Mercredi 28 juin 2006

- Présidence de M. Serge Vinçon, président -

Affaires étrangères - Pays émergents - Audition de M. Hervé Gaymard, chargé par le gouvernement d'une mission sur le renforcement des relations de la France avec les pays émergents

La commission a procédé à l'audition de M. Hervé Gaymard, ancien ministre, sur la mission qu'il conduit, pour le gouvernement, sur le renforcement des relations de la France avec les pays émergents.

M. Hervé Gaymard a précisé que son rapport définitif serait présenté à l'automne prochain, mais qu'il avait souhaité, à mi-parcours de son travail, profiter de l'expérience des élus et associer en amont le Parlement à sa réflexion. Le but de sa mission est de faire des propositions afin de renforcer l'influence de notre pays dans les pays émergents. Abordant la notion de pays émergents, il a rappelé que ce concept, apparu il y a une quinzaine d'années, ne visait initialement que les marchés financiers (emerging markets), notion qui s'est ensuite étendue aux pays eux-mêmes, dont l'importance dans l'économie allait croissant et dont la montée en puissance caractérisait l'évolution actuelle des relations internationales. Ce sont également des pays où la France doit être plus active et mieux implantée, alors même qu'ils n'appartiennent pas à nos zones d'action naturelles, à savoir l'Europe, le Bassin méditerranéen ou l'Afrique.

M. Hervé Gaymard a précisé que quatre sujets principaux avaient été identifiés, qui pouvaient constituer des bases d'action concrètes pour les pouvoirs publics.

Le premier sujet concerne la gouvernance : notre diplomatie a-t-elle conscience de la priorité à accorder à ces pays ? Il importe en effet de hiérarchiser nos objectifs et de ne pas « émietter » notre action extérieure entre ministères et acteurs économiques, diplomatiques ou de défense. A cet égard, la création d'un Conseil de l'action extérieure permettrait de définir une vraie cohérence sur la base d'objectifs hiérarchisés.

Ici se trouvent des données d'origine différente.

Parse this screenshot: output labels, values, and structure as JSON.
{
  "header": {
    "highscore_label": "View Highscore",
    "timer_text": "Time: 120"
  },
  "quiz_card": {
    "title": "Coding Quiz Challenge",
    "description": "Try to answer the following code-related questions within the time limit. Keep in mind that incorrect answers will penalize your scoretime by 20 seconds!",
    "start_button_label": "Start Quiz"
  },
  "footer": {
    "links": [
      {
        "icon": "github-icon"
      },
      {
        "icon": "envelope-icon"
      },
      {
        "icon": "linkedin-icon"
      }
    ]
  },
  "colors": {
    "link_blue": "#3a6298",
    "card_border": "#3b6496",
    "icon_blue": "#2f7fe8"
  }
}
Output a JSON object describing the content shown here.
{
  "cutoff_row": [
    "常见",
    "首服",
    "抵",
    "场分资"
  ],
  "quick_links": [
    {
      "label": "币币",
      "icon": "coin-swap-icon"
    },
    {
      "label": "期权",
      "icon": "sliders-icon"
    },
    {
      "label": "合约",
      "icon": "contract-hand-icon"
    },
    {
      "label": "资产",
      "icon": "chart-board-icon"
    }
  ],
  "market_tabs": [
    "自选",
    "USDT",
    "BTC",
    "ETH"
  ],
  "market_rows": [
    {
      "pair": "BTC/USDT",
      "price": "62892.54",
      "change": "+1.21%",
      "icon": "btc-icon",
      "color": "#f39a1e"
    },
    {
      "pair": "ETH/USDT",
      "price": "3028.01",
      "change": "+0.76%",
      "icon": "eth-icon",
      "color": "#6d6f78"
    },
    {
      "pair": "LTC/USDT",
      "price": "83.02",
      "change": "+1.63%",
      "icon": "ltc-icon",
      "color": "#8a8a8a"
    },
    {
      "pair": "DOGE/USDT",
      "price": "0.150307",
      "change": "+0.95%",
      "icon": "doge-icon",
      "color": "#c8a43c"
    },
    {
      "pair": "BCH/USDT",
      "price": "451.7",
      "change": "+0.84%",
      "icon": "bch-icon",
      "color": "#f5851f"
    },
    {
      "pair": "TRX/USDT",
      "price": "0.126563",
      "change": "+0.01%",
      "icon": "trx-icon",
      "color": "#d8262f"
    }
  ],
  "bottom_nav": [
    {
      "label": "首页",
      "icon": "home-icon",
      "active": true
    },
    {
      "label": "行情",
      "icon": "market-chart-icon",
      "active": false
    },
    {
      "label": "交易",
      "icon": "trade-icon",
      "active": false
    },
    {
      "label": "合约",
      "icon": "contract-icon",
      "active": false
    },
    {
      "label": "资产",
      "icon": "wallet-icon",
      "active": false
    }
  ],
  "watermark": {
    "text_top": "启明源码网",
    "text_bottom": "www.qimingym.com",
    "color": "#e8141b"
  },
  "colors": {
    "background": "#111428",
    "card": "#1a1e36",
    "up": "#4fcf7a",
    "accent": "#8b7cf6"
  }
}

La seconde ligne d'action est la coopération culturelle, scientifique et technique, ainsi que la nécessité de renforcer l'attractivité de la France et de son système universitaire pour les étudiants étrangers. Si notre système de coopération scientifique apparaît satisfaisant, nous devons, en revanche, consentir à un effort considérable vis-à-vis des étudiants étrangers. M. Hervé Gaymard a indiqué qu'au-delà des seules bourses d'études, il était nécessaire d'être en mesure d'attirer la clientèle solvable des pays émergents, à l'instar de ce que fait l'Australie depuis quelques années. La France doit mener une politique volontariste, à l'exemple de l'Allemagne, où l'on dénombre trois fois plus d'étudiants indiens que dans notre pays. La France a déjà mis en place des structures efficaces (Edufrance, Paritech), mais de nombreux progrès restent à faire notamment en matière d'hébergement, d'accueil, de tutorat... A ces problèmes se greffent la politique des visas, mais aussi le choix d'un enseignement éventuellement dispensé en langue anglaise. Cette dernière solution ne doit pas être systématiquement écartée, à la condition que les étudiants optant pour un enseignement en anglais acquièrent la connaissance du français pendant leurs études en France.

La troisième ligne d'action concerne le commerce extérieur. Certes, il existe de nombreuses grandes entreprises françaises de niveau mondial, mais les petites et moyennes entreprises françaises ne sont pas assez présentes au niveau international et souffrent d'une insuffisante spécialisation géographique (trop dirigée sur la zone euro et insuffisamment en Asie et en Amérique latine). Elles doivent y être encouragées par des mesures de politique économique et fiscale adaptées.

Le dernier axe de réflexion concerne l'action présente et future de notre pays dans les enceintes multilatérales : réforme des institutions des Nations unies, négociations de l'OMC. Sur ce point, il importe de réfléchir d'ores et déjà à l'après-Doha en s'efforçant de poser les bonnes questions pour donner les bonnes réponses dans l'économie globalisée, et ne pas s'enferrer sur les procédures propres à l'OMC. A cet égard, le terrain doit être préparé en amont, et en partenariat avec des pays comme l'Inde, le Brésil ou l'Afrique du Sud, qui seront une des clefs de ces négociations.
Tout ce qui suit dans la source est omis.